Simultaneously, the holy city of Madinah is witnessing historic transit-oriented developments. Marko Vucinic, Executive Director of Investment and Asset Management at KEC, mapped out a masterplan built to handle immense volume. “We have 6.8 million square metres of development land within the haram boundaries of Madina. Upon completion we will have around 42,000 hotel keys, 45,000 residential units and around 1.3 million square meters of leasable space.” 

DoubleTree by Hilton Madina, a major milestone has already been reached with the opening of the DoubleTree by Hilton, directly tied to regional transit networks. “We’ve delivered our first hotel, now officially opened, DoubleTree by Hilton, 325 keys, part of the Madina Gate development, the first transit-oriented development in Madina… connected to the Haramain high-speed railway, which brings on average 10 million passengers per annum.” Al-Othman concluded on the profound historical gravity of his work: “If we look internationally, there are very few cities, master plans of such magnitude, we’re actually building a city from scratch. Being part of that is, on a personal level, very exciting.” 
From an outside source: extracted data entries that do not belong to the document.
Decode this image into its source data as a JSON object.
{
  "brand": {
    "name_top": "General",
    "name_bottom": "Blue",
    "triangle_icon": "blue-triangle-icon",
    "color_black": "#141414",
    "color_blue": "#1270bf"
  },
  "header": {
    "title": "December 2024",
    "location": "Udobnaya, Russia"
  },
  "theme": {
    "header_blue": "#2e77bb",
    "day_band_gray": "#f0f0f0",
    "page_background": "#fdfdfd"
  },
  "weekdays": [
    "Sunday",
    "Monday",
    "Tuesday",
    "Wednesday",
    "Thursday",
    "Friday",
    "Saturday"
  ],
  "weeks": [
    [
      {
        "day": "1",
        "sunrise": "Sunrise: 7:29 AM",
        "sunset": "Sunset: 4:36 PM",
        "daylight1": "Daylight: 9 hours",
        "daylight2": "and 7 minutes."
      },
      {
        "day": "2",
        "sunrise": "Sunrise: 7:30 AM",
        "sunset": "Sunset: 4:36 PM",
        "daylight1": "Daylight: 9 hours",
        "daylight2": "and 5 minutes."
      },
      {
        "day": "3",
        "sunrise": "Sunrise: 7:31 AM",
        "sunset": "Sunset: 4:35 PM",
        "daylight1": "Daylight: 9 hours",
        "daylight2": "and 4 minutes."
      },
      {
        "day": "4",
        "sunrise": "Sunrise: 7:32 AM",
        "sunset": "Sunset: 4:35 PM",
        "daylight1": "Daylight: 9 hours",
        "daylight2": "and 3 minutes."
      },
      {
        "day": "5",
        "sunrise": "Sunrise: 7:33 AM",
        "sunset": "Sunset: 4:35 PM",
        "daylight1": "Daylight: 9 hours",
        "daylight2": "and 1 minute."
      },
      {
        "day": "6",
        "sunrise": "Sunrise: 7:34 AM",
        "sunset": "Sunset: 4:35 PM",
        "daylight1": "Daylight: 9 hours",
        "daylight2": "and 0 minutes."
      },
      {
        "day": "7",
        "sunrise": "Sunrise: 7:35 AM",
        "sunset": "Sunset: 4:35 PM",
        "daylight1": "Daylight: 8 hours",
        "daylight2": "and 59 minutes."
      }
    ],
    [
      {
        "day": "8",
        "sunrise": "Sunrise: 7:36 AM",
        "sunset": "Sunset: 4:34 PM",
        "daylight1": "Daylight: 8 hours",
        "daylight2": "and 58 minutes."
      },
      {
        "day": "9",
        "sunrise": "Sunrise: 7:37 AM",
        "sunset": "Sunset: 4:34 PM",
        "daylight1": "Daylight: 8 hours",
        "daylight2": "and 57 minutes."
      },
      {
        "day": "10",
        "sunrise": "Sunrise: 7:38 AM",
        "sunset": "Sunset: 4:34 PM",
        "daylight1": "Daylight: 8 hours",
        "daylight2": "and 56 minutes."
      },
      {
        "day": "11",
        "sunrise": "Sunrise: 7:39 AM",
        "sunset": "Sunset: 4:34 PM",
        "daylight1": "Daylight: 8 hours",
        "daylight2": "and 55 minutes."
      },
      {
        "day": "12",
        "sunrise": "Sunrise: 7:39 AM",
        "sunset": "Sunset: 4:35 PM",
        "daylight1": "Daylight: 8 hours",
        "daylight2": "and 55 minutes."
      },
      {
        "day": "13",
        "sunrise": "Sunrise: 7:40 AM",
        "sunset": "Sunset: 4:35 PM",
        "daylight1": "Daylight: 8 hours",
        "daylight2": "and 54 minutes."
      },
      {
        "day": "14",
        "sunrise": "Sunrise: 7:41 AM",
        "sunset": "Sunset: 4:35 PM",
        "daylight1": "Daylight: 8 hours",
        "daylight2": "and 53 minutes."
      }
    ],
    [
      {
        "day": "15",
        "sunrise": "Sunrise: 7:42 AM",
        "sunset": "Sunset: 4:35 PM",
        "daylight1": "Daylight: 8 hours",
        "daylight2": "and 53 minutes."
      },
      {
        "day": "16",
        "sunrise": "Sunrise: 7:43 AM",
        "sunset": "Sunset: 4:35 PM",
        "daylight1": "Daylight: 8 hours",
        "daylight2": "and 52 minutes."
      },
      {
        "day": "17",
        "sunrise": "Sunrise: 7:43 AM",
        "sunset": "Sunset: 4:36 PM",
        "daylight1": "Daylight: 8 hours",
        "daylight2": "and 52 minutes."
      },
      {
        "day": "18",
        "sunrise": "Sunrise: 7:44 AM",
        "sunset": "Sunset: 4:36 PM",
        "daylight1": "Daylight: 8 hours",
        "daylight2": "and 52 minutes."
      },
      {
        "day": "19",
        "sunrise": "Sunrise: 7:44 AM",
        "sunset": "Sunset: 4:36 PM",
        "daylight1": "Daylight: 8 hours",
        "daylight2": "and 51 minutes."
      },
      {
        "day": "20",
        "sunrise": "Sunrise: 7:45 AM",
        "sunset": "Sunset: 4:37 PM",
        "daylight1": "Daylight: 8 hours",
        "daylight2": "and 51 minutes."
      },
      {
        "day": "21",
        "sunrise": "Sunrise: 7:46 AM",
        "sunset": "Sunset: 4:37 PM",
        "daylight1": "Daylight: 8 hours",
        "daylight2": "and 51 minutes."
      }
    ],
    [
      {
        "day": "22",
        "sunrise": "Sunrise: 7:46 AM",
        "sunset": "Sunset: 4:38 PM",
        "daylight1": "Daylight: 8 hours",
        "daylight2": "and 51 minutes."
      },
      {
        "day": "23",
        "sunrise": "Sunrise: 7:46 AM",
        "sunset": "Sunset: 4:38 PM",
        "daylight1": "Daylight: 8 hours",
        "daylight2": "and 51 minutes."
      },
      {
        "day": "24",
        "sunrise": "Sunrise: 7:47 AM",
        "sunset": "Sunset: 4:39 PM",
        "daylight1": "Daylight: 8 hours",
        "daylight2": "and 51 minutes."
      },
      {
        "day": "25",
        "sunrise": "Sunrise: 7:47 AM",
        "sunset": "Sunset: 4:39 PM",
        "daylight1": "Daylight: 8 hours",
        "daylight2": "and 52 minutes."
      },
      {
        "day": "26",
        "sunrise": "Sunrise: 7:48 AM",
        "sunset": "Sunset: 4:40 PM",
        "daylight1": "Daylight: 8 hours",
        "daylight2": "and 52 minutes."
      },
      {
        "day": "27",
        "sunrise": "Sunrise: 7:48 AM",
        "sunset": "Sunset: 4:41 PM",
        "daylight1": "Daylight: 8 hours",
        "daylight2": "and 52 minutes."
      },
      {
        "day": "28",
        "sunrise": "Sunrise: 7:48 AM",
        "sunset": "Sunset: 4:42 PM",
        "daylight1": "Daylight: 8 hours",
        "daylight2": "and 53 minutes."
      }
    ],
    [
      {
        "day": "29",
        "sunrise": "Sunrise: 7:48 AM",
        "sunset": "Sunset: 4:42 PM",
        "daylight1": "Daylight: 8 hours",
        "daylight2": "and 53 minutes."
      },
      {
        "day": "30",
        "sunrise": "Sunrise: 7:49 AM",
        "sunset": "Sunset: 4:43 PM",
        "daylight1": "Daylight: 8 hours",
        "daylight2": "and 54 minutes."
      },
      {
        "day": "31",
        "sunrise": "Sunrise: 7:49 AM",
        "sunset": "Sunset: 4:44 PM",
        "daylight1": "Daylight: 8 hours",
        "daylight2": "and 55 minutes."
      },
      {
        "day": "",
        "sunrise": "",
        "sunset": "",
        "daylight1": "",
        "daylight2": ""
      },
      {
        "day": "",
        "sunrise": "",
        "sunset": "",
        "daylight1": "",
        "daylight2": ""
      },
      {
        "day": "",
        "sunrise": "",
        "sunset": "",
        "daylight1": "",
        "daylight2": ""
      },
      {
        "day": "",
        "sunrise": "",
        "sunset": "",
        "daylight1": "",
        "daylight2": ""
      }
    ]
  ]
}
As these massive masterplans rewrite the physical map of the region, a parallel transformation is taking place regarding what happens inside these destinations. 

Bringing this human-centric vision to life at FHS Riyadh, Karen Campbell, CEO of Jayasom at The Red Sea, noted that true longevity ultimately comes down to fundamental habits rather than marketing flash. 

Unlike standard resort properties, Jayasom's operational focus is on enduring lifestyle changes that guests can sustain long after check-out. “Our goal is to help people learn things that they can take and do at home afterwards so it becomes part of their life,” Campbell explained. “With a spa, you go and you feel good for an hour. By tomorrow that feel good is washed away. There’s nothing that lingers with you.” 

Crucially, as these mega-projects scale to welcome all demographics, Jayasom’s infrastructure has been explicitly engineered to balance distinct traveller segments, offering a rare, inclusive approach to wellness. “Functionally speaking, there are very few places that actually support families,” Campbell noted. “For me it’s very important that solo travellers understand they can have a private, non family experience but at the same time we have this separate infrastructure for families.” 

This comprehensive, educational approach to health is a timely and vital addition to the Middle Eastern market, serving as the essential software to the region's booming hardware. 

As Campbell concluded, the regional demand is clear: “You look at the health profile of the GCC – very high levels of diabetes, cardiovascular disease, child obesity. These are countries that need insight into what we have to offer.” 

Jayasom is expected to open later this year in AMAALA on the Red Sea Coast.